Foreign companies have three different options for establishing and office in Singapore:


  • Branch Office
  • Subsidiary Company
  • Representative Office

The choice of entity will depends on the goals and objectives of the foreign firms.

Branch office: is treated as an extension of the parent company and as such its liabilities extend to the parent company. A branch office is considered a non-resident company and tax exemptions available to resident companies are not available to a branch office. As such, setting up a branch office is not a popular choice compared to setting up subsidiary company.

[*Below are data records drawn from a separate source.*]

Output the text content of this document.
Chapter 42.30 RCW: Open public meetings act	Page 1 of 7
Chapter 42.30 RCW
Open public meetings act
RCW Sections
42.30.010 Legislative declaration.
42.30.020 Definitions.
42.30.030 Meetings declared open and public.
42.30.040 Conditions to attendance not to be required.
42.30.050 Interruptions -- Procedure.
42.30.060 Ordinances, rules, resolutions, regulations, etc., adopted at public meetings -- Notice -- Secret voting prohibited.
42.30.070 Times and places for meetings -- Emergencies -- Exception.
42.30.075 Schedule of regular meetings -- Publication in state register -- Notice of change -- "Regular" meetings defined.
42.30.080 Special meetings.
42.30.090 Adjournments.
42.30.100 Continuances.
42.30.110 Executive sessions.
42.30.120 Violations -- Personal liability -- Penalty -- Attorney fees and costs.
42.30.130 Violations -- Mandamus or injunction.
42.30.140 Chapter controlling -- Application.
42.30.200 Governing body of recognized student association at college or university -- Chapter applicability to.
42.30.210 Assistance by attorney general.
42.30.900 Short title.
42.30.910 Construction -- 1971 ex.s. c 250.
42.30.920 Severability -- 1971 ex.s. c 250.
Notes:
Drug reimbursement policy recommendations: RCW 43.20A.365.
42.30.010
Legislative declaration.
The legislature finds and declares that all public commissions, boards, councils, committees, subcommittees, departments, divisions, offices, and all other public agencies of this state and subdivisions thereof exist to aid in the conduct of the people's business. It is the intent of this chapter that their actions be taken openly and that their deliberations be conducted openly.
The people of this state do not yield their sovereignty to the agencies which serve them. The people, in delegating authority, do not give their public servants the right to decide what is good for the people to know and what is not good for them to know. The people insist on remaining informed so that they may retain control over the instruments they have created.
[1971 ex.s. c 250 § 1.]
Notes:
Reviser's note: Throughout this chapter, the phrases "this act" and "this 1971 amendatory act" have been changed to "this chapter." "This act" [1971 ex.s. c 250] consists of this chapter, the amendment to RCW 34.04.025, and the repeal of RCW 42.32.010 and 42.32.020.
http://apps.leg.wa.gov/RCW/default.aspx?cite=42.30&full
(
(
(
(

Subsidiary company: is treated as a locally incorporated legal entity that is separate from its foreign parent company. As such, its liabilities do not extend to the parent company. A subsidiary company is treated as a resident company and therefore is eligible for tax exemptions available to local companies. This is the most popular option for foreign companies intending to set up a company in Singapore.

Representative office: is a temporary set up and has no legal status of its own. A foreign company that wishes to test the Singapore market before making long-term investment commitments can set up a Singapore Representative Office. The purpose of a Representative Office is to conduct market research activities on behalf of its foreign head office. It cannot engage in trading activities or business activities that generate profits.The registration of a Singapore Representative Office is valid only for one year and must renewed on an annual basis. After a period of 3 years, a Representative Office must upgrade itself to either a Singapore subsidiary or Singapore branch office.

Staff Relocation Considerations

Foreign companies that have established their office in Singapore and wish to relocate some of their professional staff including executives from the head office will be required to apply for Employment Pass for each such staff member. Each application is subject to review and approval by the authorities and will be considered based on its own merits. Good tertiary level education, professional experience, and the employee salary are some of the key factors during application consideration. There is no quota system for employment pass applications.

If no Relocation Required

Foreign companies (those setting up subsidiary or branch offices) but do not wish to physically relocate to Singapore to manage your business but intend to operate your company from overseas, we can provide nominees to act as your resident local director (for subsidiary) / local agents (for branch) to fulfil the local statutory requirement

Tax Considerations

Singapore subsidiary company is taxed as a Singapore resident entity and qualifies for tax exemptions and tax benefits.

Singapore branch office is taxed as a non-resident entity and does not qualify for tax exemptions or tax benefits and is unable to take advantage of double tax treaties. It is taxed only on earnings derived from its Singapore operations.

A representative office is not subject to any taxation in Singapore as it’s not a revenue generating entity.